Я коснулась пальцами его губ, очертила контуры рта, изгиб подбородка…
— Мы дома, Ксандр. Наконец-то мы дома.
Он поцеловал мои пальцы — холодные пальцы на жарких губах.
В дворцовой опочивальне Ней и Лавиния опустились сейчас на брачное ложе, согретое теплом жаровен; подвесные светильники озаряют сложенное в ногах багряное покрывало и выжидательно раскинувшиеся белые простыни. Хочется верить, что Ней сделает, как я советовала. Хочется верить, что Лавиния оправдает мои надежды…
— Снова в серьезных думах? — Ксандр поцеловал меня в шею. — Прервись.
— И вправду… — Я притянула его к себе, и наши тела сплелись под грохочущие раскаты грома, под звуки бьющих в черепицу дождевых струй. Много позже мы затихли под одеялами в теплой безмолвной тьме, пропускающей лишь дремотный шум дождя.
— Все-таки достаточно, — сонно проговорил Ксандр, лежа головой на моем плече, и я поняла, что это и есть ответ на вопрос, заданный так много месяцев назад.
— Вполне. — Я поцеловала Ксандра в лоб и зарылась руками в его длинные мягкие волосы.
Оставалось еще кое-что.
Пещеру я нашла только к зиме — она крылась у истоков речушки, вытекающей из небольшого ущелья среди холмов, в нескольких часах ходьбы от Лация. Судя по остаткам обглоданных костей, сюда однажды забредали волки, но с тех пор в пещере никто не появлялся.
Сквозь низкое отверстие можно было пройти только пригнувшись, но затем потолок поднимался чуть выше. В глубины пещеры вел проход, через некоторое время резко сужающийся; в боковых ответвлениях нашлось несколько комнат, по большей части недостаточно высоких. В целом пещера оказалась довольно неудобной: слишком мала, слишком далека от Лация, воду можно брать только из реки…
Но здесь ощущалось присутствие некоей силы. В передней комнате, протянув ладони над остатками костей, я услышала Ее дыхание.
«Сюда, — шепнула Она. — Ты несла меня сюда».
Я воздела руки, Она гибко распрямилась во мне.
«Здесь».
И я высвободила Ее, дала Ей пролиться из меня, словно воде — в камень, в воздух…
Опустившись на колени, я коснулась ладонями холодного каменного пола.
— Владычица, я исполнила твой завет.

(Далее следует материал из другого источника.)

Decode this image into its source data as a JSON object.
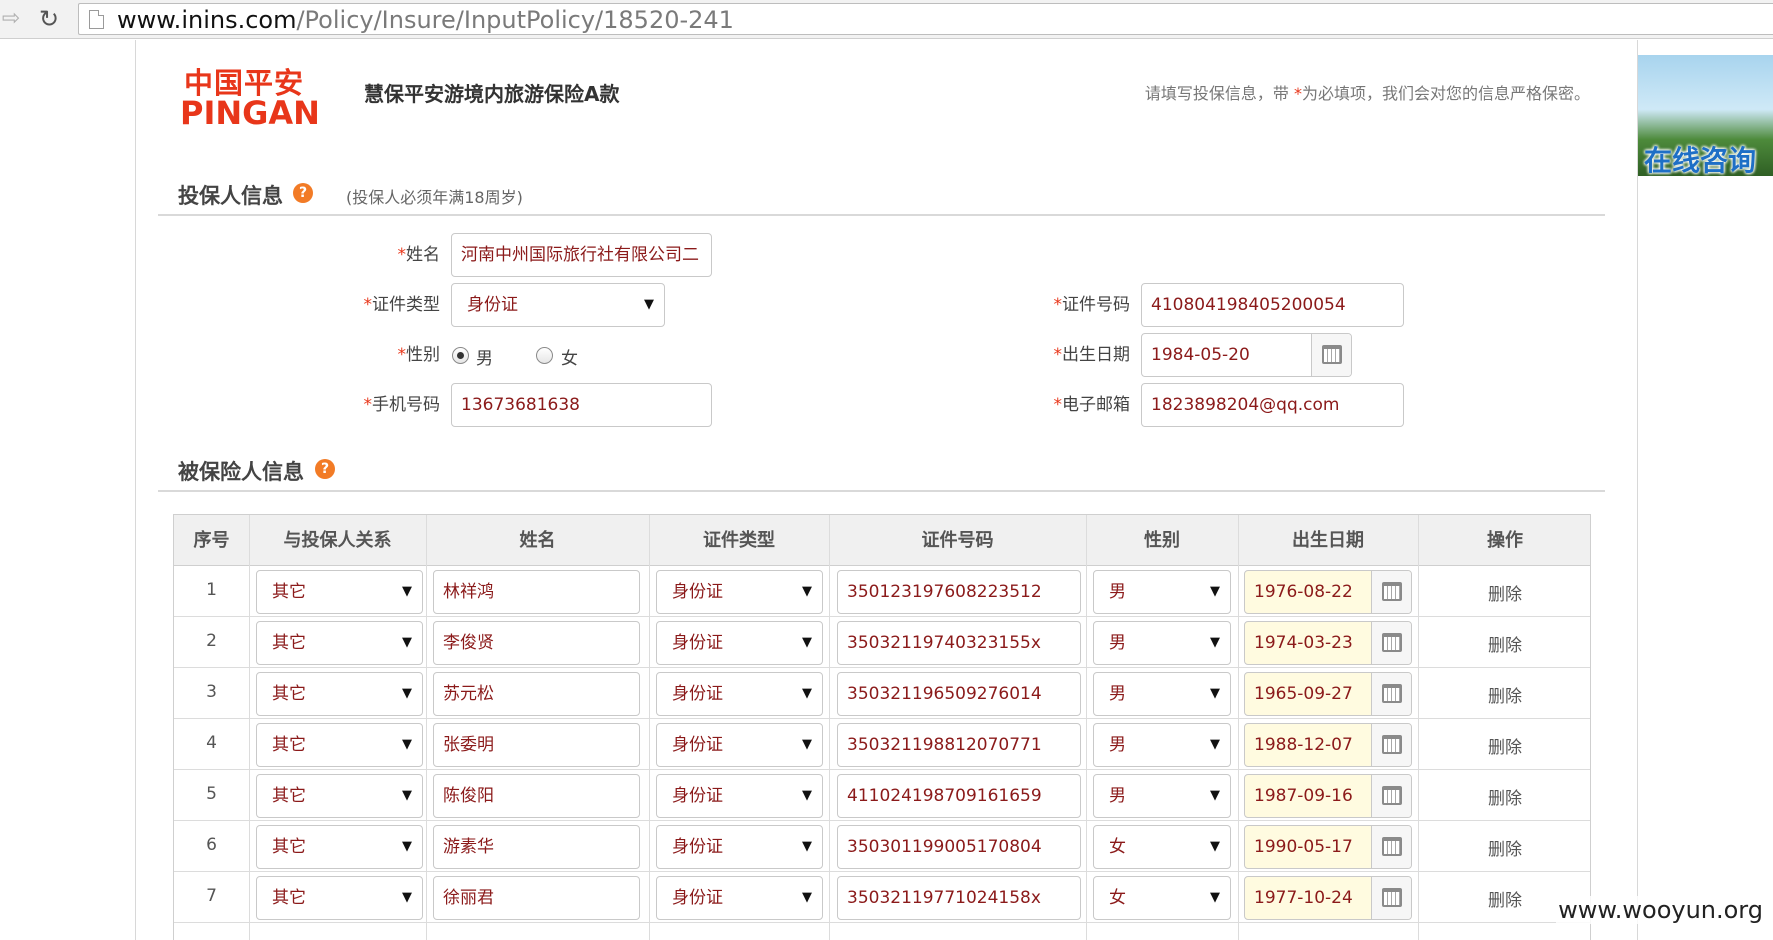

Теперь ты меня покинешь? — Такая потеря была бы мне горше, чем утрата ребенка и утрата возлюбленного, чем все утраты мира…
«Нет, я всегда с тобой, — прошептала Она. — Я в тебе…»
— Как мне знать твою волю? Как чувствовать твои повеления, если все изменилось?
«Так же, как и всегда, — прозвучал ответ. — Так же, как ты всегда знала и всегда получала от меня нужное. Все изменяется вечно. Мир гибнет и рождается снова».
— Раньше мне не о чем было молиться, — сказала я. — А теперь… Маркай и Ксандр, Ней с Вилом, Тия, и Бай, и Кианна, и Кос. И невеста Нея, совсем дитя. Лида, Арен, Хри, народ Вилусы и народ Лация — я с ними, я неотделима от них. Я не Смерть…
Она обвила меня собой, как любовью, — смертью, жизнью, памятью, вновь напомнив первый вдох младенцев и кровь на вытоптанной траве, одр Анхиса и шевельнувшегося во мне Маркая, солнечные поля золотых колосьев и Нил с плывущими по нему светильниками Исиды…
— О Владычица!.. — Я опустила голову, и слезы пролились в пыль, как священное возлияние.
«Ты моя служительница, — сказала Она. — Я призову тебя, когда подойдет срок. Ступай, теперь настало время любить».